A 2018 report by Forrester found that half of US retail sales were influenced by digital with this number expected to reach 58% by 2023. Coupled with the fact that physical store purchases still make up over 80% of all retail spending, marketers working in the digital space need to ensure that they are focussing their efforts not only on driving online sales, but also on the impact digital is having on in-store spending. If you can create a positive experience for potential customers online, they are more likely to shop in-store.
As well as traditional offline channels, such as OOH advertising, print and TV, marketers should be taking advantage of ad formats specifically designed to help create a bridge between the digital universe and those customers who still wish to shop in-store. These new formats from tech giants Google, Facebook and Microsoft will give your customers a better experience and help increase your brand’s sentiment.
In this post, we explore 3 of the main advertising options for turning online browsers into in-store customers.
Google Local Inventory Ads
Google’s Local Inventory Ads (LIAs) are an extension of Google Shopping ads. They allow you to show your products and store information to nearby users when they are searching on Google. When a user near a store clicks an ad they are directed to a page hosted by Google called a local storefront. Here they can view available stock, opening times, and get directions to the nearest store.

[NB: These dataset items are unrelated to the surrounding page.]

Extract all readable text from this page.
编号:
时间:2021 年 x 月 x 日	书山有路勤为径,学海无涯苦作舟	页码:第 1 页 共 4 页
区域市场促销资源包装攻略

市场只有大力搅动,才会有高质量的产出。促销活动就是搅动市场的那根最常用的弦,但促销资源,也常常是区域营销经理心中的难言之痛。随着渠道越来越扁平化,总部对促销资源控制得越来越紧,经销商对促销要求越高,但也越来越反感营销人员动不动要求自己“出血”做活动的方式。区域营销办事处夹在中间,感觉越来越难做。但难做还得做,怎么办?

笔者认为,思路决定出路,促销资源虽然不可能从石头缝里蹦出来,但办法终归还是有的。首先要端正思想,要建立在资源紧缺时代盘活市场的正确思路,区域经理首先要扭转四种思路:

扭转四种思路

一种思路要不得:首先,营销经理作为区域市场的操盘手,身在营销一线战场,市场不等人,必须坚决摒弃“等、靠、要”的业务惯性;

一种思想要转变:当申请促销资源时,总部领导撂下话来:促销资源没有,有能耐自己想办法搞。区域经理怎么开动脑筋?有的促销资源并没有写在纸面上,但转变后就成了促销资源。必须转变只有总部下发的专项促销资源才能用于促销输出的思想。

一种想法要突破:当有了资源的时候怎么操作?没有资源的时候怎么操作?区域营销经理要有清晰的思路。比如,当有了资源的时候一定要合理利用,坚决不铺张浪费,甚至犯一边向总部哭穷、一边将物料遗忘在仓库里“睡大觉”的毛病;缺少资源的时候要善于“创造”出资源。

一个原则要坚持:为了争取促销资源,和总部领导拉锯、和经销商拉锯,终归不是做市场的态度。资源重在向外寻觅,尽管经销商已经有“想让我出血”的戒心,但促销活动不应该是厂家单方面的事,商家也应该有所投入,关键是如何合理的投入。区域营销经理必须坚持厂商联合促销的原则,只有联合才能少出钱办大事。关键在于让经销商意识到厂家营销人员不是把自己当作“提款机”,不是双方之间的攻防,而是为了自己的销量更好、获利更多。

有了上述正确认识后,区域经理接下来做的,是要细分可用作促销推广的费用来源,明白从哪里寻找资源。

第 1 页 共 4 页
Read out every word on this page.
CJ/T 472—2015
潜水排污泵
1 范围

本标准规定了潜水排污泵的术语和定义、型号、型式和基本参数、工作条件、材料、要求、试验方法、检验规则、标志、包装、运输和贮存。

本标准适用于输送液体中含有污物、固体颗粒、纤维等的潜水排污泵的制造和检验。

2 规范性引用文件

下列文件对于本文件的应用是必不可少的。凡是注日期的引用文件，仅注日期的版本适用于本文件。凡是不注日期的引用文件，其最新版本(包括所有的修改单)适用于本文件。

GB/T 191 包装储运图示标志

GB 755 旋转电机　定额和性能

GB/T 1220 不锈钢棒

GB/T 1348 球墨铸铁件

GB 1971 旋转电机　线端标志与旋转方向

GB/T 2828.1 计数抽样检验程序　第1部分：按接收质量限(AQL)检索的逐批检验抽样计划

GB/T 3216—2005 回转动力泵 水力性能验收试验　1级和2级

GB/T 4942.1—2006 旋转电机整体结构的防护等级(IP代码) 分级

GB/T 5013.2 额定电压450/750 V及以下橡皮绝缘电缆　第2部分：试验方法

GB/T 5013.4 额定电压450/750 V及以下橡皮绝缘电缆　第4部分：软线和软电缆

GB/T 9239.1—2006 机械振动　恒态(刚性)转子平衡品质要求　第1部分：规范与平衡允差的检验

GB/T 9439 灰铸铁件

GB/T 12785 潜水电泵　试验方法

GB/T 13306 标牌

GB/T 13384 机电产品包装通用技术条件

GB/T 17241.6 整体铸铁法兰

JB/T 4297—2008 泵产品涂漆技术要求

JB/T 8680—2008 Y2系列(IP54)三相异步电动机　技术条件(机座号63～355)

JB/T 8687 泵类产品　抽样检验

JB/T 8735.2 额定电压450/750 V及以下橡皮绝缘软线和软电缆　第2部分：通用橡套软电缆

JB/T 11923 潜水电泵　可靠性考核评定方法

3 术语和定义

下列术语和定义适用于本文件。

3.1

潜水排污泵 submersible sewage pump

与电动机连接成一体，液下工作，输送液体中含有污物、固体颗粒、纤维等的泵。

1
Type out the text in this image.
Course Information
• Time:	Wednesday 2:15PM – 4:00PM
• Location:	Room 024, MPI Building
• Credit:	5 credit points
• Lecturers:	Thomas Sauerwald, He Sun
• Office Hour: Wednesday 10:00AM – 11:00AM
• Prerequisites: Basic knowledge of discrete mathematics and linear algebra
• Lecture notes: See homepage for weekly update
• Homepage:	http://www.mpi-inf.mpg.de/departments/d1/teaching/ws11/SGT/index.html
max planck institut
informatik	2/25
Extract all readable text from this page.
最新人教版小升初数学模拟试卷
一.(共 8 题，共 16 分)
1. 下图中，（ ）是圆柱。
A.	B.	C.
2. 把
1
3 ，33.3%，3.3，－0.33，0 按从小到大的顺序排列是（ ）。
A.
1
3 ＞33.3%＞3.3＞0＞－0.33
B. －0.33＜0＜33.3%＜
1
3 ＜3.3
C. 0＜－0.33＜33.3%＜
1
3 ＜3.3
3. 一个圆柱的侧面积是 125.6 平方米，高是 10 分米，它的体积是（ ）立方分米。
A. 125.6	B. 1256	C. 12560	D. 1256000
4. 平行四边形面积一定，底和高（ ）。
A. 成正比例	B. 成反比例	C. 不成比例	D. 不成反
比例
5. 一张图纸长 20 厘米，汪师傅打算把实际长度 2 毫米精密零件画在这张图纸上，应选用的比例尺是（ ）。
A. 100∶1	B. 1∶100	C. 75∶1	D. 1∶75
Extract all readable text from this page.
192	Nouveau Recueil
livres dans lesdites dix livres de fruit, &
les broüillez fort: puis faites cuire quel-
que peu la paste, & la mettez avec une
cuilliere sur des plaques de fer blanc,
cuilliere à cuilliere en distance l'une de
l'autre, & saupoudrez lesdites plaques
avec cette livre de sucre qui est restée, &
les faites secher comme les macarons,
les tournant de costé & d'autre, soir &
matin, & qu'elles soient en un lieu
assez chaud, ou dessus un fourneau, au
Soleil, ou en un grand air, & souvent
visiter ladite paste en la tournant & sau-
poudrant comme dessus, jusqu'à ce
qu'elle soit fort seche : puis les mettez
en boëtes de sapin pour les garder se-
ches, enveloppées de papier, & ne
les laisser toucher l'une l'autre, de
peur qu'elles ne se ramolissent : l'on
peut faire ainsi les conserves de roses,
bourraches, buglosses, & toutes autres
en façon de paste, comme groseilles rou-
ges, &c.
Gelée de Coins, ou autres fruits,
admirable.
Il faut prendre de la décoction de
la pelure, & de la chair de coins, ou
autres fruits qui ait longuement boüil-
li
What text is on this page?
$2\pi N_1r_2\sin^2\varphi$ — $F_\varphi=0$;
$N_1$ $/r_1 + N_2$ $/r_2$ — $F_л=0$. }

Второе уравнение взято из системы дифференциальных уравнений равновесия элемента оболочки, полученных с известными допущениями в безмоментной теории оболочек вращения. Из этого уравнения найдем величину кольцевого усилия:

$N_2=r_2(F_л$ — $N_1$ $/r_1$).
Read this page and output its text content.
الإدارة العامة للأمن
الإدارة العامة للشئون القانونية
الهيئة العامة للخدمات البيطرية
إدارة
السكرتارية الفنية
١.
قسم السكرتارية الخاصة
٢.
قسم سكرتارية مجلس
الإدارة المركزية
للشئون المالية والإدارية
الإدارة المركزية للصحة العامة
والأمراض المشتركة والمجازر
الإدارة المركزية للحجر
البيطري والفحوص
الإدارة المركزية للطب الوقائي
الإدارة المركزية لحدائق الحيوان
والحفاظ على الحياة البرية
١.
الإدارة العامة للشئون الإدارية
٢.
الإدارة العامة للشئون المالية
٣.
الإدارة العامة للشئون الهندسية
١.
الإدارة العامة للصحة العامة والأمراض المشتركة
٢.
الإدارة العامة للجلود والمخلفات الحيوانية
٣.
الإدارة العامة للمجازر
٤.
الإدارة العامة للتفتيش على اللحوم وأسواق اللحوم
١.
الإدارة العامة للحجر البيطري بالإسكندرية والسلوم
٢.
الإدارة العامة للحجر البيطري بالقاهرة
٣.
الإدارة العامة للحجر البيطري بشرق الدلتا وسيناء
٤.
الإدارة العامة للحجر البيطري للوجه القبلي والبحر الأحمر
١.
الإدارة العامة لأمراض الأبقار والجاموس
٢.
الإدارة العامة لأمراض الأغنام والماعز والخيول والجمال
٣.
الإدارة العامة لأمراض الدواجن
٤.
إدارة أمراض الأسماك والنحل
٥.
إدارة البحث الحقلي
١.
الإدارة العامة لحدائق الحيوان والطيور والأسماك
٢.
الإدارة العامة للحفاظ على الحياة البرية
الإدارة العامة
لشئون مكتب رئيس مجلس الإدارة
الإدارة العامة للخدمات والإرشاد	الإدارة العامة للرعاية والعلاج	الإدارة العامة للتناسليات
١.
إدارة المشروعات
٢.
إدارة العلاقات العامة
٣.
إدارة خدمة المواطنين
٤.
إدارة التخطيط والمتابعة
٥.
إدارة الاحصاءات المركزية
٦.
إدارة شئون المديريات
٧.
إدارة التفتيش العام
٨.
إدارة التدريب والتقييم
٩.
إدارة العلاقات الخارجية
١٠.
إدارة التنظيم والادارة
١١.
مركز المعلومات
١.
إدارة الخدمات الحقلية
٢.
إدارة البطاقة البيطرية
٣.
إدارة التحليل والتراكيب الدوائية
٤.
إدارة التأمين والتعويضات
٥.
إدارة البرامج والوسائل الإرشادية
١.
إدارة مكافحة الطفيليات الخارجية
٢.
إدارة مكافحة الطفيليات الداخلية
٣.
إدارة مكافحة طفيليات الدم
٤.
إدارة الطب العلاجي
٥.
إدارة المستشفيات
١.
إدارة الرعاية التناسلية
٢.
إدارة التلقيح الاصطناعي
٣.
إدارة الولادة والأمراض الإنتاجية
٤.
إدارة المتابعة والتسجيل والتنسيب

When setting up Google LIAs you can target shoppers by specifying a radius around your store, you can schedule bids so ads only show when the store is open or when you know that demand is high, or you can offer the option for people to buy online and collect in-store.
Google LIAs can be fully measured by connecting them to Google Analytics to help you understand users’ behaviour. Insights include geo-event reporting using location data, device reporting so you can see the split between desktop and mobile, and time of day reporting. Sharing these insights with your offline marketing teams can help them optimise the in-store experience, for example, by ensuring they manage customers’ expectations by having enough inventory and staff available during peak hours.
Facebook Dynamic Ads for Retail
Introduced in 2016, Facebook Dynamic Ads for Retail (DAR) offer targeting that is similar to Google’s Local Inventory Ads. The main difference is that they are not dependent on search-based intent. Instead you target an audience based on variables such as demographics and interests, in much the same way as you do with regular Facebook Ads.
With Facebook DAR retailers can customise creative for every store location based on product availability, pricing, and promotions. This means a user will not see out-of-stock products or incorrect prices for their local store. It is also possible to show similar products and to encourage the user to take different actions, such as visiting the store, contacting the store, or saving the product for future reference.
Microsoft Local Inventory Ads
Although Bing has a much smaller market share than Google, searches on Bing lead to a higher average spend as it has an older audience that generally tends to be more affluent.
Microsoft LIAs are currently only available in the US but as they have recently rolled out of beta we expect them to arrive in the UK before not too long.
The ads work in just the same way as Google’s LIAs. A user searches for a product and local retailers can show ads for stock in nearby stores. When a user clicks on the ad they are directed to a Microsoft-hosted page that includes the product and store information.
If you are already running LIAs through Google then you should think about extending this to Microsoft to find a new audience of different shoppers.
Which ad format is right for me?
Case studies by both Google and Facebook have been shown to increase footfall and purchases in store.
Google’s LIAs resulted in a 17% increase in store visits for River Island with a 33% increase in sales. And with Facebook US grocer Albertsons was able to decrease the cost-per-store visit by up to 40%.
But how do you decide which is the best network to help you reach your goals and objectives?
Here are the main features of the different types of ads:
|Audience||Users looking to make a specific purchase||Raise awareness and interest among online browsers||Users looking to make a specific purchase|
|Placement||Search engine results page||Facebook and Instagram display ads||Search engine results page|
|Creative||High quality product images||Emotional, branded images for inspiration||High quality product images|
|Analytics||Through Google Ads console and/or Google Analytics||Through Facebook Ads Manager||Through Bing Ads/Microsoft Advertising console|
|Offline Attribution||Store Visit conversions and Store Sales Direct||Store Visits and Offline Conversions||Not available|
|Results||Encourage physical store visits and sales||Encourage physical store visits and sales||Encourage physical store visits and sales|
For most marketers, running ads across all networks is the ideal solution as customers use multiple touchpoints, both physical and digital, before they make a purchase.
Facebook ads are great for helping generate awareness of new product lines, store openings, and promotions. In essence they are ‘push’ ads which means you can target potential customers even if they are not searching for a particular product.
Google and Microsoft ads will help convert high-quality leads both in-store and online. They are ‘pull’ ads reaching users when they are in buying mode after they have searched for a product or category. Conversion rates for ads run on these networks are typically higher than those activated on Facebook.
Activating ads on mobile is essential to ensure you are targeting users when they are close by stores, and all formats are useful for remarketing.
The best way to find out how you should use local ads in your marketing mix is to test, gather data and insights and to find out what works for you.